Opinião: A Governança Cooperativa e a Preparação para Maratona

11 de setembro de 2017
José Carlos Assunção, é professor do ISAE na disciplina de Governança Cooperativa, especialista em Controladoria e Finanças e em Administração Rural; 34 anos de mercado financeiro, sendo 22 em cooperativismo de crédito; professor convidado da FGV Management.

A estrutura de governança de uma cooperativa é desencadeada a partir do processo assemblear, por meio do qual associados exercitam o controle societário e, entre outras responsabilidades, elegem conselheiros de administração e conselheiros fiscais. Dependendo do modelo de governança, o conselho de administração escolhe, entre os seus componentes, os conselheiros executivos (modelo monístico) ou contrata diretores executivos que podem ou não ser associados (modelo dual).

Parece simples esse encadeamento de estruturas de administração, gestão e de fiscalização, mas os estudos e a prática de governança têm mostrado que não é bem assim. Estamos falando de estruturas de comando e de poder que precisam, por consequência, ter clara e efetivamente definidas as responsabilidades.

O Conselho de Administração é responsável por fixar a orientação geral dos negócios da cooperativa de crédito, sendo necessários para isso: a) entendimento do ambiente em que está a instituição cooperativa; e b) especificação de cenários possíveis de acontecerem em determinado prazo, da forma mais realista possível, para gerar as condições propícias à definição do que vai querer realizar a organização. Convém ressaltar que a tentativa de correr 42 km de uma maratona pode matar o corredor, caso ele não tenha as condições necessárias. Boa intenção e força de vontade não bastam.

Fixar a orientação geral dos negócios da cooperativa de crédito é, portanto, obrigação atrelada à definição estratégica da instituição e demanda adequado entendimento das condições internas e externas. Conhecer as reais condições internas é vital para a definição do que fazer estrategicamente. Percebe-se, portanto, que a análise de pontos fortes e fragilidades é um processo de reflexão que merece muita seriedade e que, se for mal realizado, pode levar a organização a buscar desafios fora de sua capacidade, assim como, por outro lado, pode levar a empreender desafio abaixo da musculatura organizacional. As duas situações não são bem-vindas.

Entendida a real situação interna, é momento de definir o que se quer no mercado, mas, para isso, identificam-se as oportunidades que podem, dependendo da musculatura, ser exploradas e, para as ameaças, para as quais devem ser geradas, sempre que possível, salvaguardas.
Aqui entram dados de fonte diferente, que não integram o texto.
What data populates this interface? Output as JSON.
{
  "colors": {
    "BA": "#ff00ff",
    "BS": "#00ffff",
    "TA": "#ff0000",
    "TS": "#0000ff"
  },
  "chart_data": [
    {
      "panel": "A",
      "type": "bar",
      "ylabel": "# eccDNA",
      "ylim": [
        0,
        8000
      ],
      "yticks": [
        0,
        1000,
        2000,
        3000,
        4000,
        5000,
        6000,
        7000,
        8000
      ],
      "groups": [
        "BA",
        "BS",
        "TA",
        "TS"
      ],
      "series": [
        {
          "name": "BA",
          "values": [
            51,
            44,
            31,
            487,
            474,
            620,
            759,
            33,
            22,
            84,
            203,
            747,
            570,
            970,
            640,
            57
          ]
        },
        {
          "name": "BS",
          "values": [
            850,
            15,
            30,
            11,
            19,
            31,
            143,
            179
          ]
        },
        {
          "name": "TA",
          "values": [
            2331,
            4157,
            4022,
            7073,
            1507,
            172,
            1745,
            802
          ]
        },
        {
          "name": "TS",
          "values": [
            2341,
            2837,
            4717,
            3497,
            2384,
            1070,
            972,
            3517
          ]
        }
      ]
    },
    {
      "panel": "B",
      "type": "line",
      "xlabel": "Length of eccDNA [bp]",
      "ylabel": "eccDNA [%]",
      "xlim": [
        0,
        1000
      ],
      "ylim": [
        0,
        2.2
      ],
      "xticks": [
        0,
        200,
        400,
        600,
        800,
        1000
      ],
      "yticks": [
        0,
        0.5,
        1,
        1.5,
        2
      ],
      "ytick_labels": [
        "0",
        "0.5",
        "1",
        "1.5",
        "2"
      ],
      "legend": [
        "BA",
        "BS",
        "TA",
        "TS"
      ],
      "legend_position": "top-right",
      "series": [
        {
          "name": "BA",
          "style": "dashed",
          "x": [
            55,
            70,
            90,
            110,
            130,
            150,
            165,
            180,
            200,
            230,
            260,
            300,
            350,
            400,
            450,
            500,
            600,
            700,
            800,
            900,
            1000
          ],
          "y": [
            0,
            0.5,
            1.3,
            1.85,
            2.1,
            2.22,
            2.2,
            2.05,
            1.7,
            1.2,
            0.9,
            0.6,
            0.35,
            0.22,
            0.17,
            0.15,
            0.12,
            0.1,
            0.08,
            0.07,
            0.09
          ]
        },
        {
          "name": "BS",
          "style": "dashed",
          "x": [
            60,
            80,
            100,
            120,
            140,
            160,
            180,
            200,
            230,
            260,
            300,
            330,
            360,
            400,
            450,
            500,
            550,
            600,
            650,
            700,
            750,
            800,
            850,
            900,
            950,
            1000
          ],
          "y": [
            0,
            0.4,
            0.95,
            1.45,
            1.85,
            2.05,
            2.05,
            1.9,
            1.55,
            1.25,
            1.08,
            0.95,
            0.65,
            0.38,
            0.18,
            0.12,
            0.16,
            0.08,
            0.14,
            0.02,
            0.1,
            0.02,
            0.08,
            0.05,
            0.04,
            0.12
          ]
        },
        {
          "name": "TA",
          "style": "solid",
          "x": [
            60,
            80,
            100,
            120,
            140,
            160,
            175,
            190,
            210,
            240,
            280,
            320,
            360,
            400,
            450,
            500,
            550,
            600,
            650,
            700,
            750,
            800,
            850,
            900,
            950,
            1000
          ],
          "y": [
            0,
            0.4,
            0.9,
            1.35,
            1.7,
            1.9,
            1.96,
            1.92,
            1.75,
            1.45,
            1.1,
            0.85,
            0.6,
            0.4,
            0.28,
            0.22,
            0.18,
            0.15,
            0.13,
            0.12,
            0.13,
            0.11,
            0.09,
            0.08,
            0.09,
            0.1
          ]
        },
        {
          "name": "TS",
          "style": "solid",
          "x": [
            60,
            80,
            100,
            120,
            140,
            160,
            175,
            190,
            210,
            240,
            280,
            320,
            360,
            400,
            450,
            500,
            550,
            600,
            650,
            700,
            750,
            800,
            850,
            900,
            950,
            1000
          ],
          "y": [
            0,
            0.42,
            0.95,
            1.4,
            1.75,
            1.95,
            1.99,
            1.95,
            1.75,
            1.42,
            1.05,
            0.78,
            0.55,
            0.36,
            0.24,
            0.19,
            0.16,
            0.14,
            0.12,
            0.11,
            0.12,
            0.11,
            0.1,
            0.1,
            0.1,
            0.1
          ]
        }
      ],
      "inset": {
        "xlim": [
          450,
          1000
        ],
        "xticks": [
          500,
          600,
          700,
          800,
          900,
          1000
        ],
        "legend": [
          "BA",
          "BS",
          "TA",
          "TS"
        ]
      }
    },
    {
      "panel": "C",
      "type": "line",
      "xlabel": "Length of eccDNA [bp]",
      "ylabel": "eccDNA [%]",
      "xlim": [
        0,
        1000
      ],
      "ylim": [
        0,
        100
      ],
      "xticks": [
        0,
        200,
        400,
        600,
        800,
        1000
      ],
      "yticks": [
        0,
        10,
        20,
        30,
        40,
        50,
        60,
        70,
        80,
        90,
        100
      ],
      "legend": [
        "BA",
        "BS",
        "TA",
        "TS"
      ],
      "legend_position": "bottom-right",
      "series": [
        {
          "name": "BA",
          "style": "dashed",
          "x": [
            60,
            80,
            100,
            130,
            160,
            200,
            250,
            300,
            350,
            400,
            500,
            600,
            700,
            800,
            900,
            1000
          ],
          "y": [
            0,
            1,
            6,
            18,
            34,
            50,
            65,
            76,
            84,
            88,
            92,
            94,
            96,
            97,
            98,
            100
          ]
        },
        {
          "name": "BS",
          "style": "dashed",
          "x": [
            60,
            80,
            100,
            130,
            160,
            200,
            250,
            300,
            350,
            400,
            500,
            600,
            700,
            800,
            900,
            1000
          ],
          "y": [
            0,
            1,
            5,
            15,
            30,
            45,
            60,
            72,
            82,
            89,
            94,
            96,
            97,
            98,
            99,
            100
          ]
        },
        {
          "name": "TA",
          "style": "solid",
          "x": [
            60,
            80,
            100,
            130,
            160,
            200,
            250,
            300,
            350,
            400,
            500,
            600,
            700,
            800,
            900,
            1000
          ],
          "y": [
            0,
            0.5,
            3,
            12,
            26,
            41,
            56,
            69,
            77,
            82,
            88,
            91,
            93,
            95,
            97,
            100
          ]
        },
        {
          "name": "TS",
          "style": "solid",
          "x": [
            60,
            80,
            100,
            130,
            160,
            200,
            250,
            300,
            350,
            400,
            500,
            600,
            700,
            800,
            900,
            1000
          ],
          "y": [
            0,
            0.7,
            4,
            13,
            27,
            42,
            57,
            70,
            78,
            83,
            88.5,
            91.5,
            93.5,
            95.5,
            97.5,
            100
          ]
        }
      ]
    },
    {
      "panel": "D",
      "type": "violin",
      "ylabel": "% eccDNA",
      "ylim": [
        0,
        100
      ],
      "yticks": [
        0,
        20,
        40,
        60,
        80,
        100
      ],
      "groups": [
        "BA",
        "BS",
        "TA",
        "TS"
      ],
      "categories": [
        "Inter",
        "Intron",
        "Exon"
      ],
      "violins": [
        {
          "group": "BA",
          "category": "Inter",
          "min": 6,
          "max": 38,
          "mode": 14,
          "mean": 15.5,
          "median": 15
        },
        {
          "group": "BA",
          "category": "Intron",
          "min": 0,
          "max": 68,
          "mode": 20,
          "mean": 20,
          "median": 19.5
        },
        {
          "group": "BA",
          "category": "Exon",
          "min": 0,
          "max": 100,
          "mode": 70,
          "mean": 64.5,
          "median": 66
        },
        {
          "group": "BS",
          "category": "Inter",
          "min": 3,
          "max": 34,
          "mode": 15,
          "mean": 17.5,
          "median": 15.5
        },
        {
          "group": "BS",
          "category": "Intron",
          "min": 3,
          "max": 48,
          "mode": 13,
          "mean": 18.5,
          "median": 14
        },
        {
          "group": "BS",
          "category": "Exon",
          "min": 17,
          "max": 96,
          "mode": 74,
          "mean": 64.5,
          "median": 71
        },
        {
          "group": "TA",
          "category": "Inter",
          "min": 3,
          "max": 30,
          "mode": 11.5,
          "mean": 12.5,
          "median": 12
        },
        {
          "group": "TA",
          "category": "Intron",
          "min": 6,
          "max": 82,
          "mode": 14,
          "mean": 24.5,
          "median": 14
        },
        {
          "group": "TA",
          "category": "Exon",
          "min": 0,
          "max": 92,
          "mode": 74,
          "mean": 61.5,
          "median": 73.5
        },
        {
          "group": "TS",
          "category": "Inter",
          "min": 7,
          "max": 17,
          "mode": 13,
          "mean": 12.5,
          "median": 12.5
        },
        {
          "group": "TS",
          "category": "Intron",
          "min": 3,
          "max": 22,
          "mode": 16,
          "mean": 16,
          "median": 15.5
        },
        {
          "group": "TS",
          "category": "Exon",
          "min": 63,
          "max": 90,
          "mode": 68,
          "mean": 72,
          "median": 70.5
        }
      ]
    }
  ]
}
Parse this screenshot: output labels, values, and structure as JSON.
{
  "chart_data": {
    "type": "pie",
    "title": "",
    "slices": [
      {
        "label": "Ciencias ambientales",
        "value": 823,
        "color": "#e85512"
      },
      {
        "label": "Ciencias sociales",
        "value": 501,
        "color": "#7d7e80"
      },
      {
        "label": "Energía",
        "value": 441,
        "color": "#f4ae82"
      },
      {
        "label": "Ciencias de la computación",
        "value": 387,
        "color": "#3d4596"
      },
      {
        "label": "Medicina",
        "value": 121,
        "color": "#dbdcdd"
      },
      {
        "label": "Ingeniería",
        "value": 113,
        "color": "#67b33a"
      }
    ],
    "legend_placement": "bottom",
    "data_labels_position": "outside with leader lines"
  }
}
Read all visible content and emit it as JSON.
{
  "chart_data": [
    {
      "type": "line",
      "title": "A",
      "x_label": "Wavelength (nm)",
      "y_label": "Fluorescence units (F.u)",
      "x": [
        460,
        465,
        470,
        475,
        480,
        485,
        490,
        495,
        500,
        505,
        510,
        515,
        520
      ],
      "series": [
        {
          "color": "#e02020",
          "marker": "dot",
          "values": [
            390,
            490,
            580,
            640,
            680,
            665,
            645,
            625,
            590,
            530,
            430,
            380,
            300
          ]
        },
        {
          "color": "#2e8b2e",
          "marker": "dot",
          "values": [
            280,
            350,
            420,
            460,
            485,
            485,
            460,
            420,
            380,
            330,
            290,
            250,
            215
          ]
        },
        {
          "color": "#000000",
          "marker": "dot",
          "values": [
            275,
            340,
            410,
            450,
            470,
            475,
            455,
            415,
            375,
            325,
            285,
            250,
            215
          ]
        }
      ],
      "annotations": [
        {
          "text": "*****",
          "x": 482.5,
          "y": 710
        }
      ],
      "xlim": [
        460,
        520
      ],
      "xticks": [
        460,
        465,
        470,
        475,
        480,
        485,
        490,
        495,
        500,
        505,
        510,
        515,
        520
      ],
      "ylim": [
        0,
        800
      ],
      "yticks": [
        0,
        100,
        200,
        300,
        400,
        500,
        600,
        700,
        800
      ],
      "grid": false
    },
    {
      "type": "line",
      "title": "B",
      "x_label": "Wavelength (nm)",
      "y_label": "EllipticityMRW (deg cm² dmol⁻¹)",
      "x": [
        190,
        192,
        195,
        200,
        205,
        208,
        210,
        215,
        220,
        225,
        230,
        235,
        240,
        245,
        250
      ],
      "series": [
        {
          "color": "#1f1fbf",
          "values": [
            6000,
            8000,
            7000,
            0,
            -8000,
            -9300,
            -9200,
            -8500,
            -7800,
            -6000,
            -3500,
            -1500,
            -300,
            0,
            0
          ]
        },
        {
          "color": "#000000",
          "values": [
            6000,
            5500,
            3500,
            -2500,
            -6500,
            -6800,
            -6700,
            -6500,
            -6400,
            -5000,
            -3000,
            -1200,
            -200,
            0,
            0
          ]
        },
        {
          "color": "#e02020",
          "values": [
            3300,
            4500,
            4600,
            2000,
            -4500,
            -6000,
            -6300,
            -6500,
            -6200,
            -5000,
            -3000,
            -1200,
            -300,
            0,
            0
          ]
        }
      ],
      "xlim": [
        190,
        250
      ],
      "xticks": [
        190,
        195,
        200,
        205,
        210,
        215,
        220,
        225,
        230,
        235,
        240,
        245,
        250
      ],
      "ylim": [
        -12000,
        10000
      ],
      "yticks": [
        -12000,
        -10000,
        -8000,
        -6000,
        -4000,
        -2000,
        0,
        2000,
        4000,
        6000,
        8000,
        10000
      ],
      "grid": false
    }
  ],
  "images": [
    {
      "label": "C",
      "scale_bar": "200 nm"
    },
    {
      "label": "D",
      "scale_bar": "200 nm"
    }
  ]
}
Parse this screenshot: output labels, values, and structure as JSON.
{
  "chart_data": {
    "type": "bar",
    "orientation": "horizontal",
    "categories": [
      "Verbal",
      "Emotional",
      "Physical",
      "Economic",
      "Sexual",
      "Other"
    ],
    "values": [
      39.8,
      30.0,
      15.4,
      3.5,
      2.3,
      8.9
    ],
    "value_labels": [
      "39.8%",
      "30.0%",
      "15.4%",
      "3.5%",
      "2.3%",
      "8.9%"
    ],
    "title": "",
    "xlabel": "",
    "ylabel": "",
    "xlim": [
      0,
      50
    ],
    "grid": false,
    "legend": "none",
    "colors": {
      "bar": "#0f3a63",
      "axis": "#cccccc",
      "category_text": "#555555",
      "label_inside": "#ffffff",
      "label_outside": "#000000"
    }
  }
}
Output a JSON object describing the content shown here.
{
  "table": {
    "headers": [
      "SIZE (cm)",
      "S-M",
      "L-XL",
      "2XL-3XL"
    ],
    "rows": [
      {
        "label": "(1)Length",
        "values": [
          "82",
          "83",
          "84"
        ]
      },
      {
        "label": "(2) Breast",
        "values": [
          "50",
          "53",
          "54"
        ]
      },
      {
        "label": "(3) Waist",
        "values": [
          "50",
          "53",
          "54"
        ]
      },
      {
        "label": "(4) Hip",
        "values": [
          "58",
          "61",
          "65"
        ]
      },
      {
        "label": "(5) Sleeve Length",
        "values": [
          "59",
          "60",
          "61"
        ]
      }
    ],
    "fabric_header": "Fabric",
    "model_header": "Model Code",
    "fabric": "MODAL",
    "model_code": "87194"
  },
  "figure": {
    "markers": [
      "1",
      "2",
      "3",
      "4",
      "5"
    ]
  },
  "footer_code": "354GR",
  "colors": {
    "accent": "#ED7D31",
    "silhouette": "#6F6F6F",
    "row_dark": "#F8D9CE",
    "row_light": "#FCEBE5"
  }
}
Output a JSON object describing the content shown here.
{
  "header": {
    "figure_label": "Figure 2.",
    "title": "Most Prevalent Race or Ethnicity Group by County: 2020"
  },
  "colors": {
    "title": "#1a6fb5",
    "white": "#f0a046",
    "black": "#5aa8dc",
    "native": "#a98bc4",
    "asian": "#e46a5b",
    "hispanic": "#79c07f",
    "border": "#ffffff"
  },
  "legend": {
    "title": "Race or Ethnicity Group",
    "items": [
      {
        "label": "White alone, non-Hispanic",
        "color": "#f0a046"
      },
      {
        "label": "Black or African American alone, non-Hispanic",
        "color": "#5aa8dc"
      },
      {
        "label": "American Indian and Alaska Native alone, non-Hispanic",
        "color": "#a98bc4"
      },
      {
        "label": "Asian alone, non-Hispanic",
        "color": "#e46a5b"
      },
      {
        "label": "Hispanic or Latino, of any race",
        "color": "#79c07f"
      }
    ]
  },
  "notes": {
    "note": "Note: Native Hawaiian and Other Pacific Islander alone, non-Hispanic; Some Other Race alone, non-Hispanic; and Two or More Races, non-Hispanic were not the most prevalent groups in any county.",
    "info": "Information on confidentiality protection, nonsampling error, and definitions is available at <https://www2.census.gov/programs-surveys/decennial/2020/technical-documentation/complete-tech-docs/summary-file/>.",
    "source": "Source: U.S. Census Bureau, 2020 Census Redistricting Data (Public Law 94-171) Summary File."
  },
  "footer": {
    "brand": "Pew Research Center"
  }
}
É importante estabelecer plano de ação para o que for necessário fazer nas duas frentes, sempre registrando claramente o que será feito, quem fará, até quando fará e com que recursos.

Conhecida, de forma adequada, a real e atual situação interna e externa, devem ser realizadas análises de tendência, afinal ninguém pode garantir que a situação atual seja mantida e alterações de ambiente, como em políticas fiscal e monetária, por exemplo, podem simplesmente inviabilizar o que se propôs a ser feito estrategicamente.

Tem sido muito recorrente, nas organizações, a definição de planos estratégicos para ciclos de três anos, mas, como a velocidade de mudanças no mundo e no Brasil tem sido potencializada, urge que os cenários sejam revistos pelo Conselho de Administração em prazos menores. Não se trata de revisão de todo o plano estratégico, mas, pelo menos semestralmente, como forma de buscar garantir com razoável segurança a aderência das ações para a consecução da estratégia, é fortemente recomendável que o Conselho de Administração, munido de boas informações, realize a revisão dos cenários então definidos e promova os ajustes, se necessário, à manutenção das diretrizes estratégicas.

Esse tipo de revisão pressupõe acompanhamento sistemático de indicadores, de políticas fiscal, monetária e até cambial, além da realidade de setores econômicos, o que abre espaço para instrumentos técnicos e confiáveis de divulgação de indicadores e de análises técnicas especializadas de mercado geral e por segmentos. Logicamente esse material precisa ser revestido de qualidade, mas também de formato e linguajar acessível aos conselheiros de administração das nossas cooperativas, para que, com o importante apoio das diretorias executivas, de forma harmônica, possam revisar as definições de cenários e, se necessário, procederem aos ajustes de rumos.

Voltando à maratona, caso não se tenha musculatura para correr 42 quilômetros, é fortemente recomendável não se candidatar a tal prova, mas pode-se adotar um plano de ação para dotar o organismo das condições necessárias, num determinado tempo, e então empreender o desafio.